Österreichs Verkehrsministerin Leonore Gewessler (Grüne) ließ sich nach dem Treffen mit folgenden Worten von APA zitieren: „Die Tiroler Notmaßnahmen sind rechtskonform - und ordentlich umgesetzt. Wir haben heute unsere umfangreichen Argumente auch in der mündlichen Verhandlung in Brüssel dargelegt. Ich bin überzeugt, dass unsere Expertinnen und Experten die österreichische Position gut vertreten haben. Und ich bin zuversichtlich, dass die Kommission die Menschen in Tirol versteht.“ Die Fakten seien auf der Seite Österreichs. „Das Leben und die Gesundheit der Tirolerinnen und Tiroler sind nicht verhandelbar“, fügte Gewessler hinzu.
Verstoß des freien Warenhandels?
Die EU-Kommission muss bis Mitte Mai auf die Aufforderung Italiens reagieren, ein Vertragsverletzungsverfahren gegen Österreich zu eröffnen. Sollte sie ein Verfahren eröffnen, würde Österreich zweimal die Gelegenheit bekommen, die aktuellen Maßnahmen zu ändern.
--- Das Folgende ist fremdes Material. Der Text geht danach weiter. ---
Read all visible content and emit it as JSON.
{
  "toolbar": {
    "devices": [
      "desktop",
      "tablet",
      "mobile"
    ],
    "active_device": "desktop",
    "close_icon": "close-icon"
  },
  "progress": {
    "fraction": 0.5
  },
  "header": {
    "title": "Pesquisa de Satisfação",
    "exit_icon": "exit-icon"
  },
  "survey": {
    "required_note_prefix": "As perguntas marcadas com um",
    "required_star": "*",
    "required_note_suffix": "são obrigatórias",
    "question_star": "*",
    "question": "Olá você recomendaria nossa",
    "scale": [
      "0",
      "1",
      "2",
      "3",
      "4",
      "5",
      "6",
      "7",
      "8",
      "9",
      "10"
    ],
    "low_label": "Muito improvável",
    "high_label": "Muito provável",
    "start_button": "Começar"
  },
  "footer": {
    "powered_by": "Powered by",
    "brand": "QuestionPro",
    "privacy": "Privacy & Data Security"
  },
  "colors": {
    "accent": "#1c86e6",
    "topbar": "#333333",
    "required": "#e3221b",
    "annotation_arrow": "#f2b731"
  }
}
Österreich müsste dann die Maßnahmen zurücknehmen, durch die die EU-Kommission die EU-Verträge verletzt sieht. Sollte Österreich den Aufforderungen nicht nachkommen, könnte die Kommission in einem letzten Schritt Österreich vor dem Europäischen Gerichtshof (EuGH) verklagen.
Italien wirft Österreich vor allem vor, gegen das EU-Recht des freien Warenhandels zu verstoßen und will Österreich deshalb auf jeden Fall vor dem EuGH anklagen. Um das machen zu können, muss Italien zunächst die EU-Kommission darum bitten, ein Vertragsverletzungsverfahren einzuleiten. Sollte die EU-Kommission das nicht machen, kann Italien Österreich vor dem EuGH verklagen. EU-Verkehrskommissarin Adina Vălean hatte vergangene Woche auf einer Pressekonferenz gesagt, dass die EU-Kommission kein Verfahren gegen Österreich eröffnen werde. Eine direkte Klage Italiens gegen Österreich sei der schnellere Weg, um rechtliche Klarheit beim Brenner-Streit zu erhalten. Die Anhörung der österreichischen und italienischen Beamten fand trotzdem statt.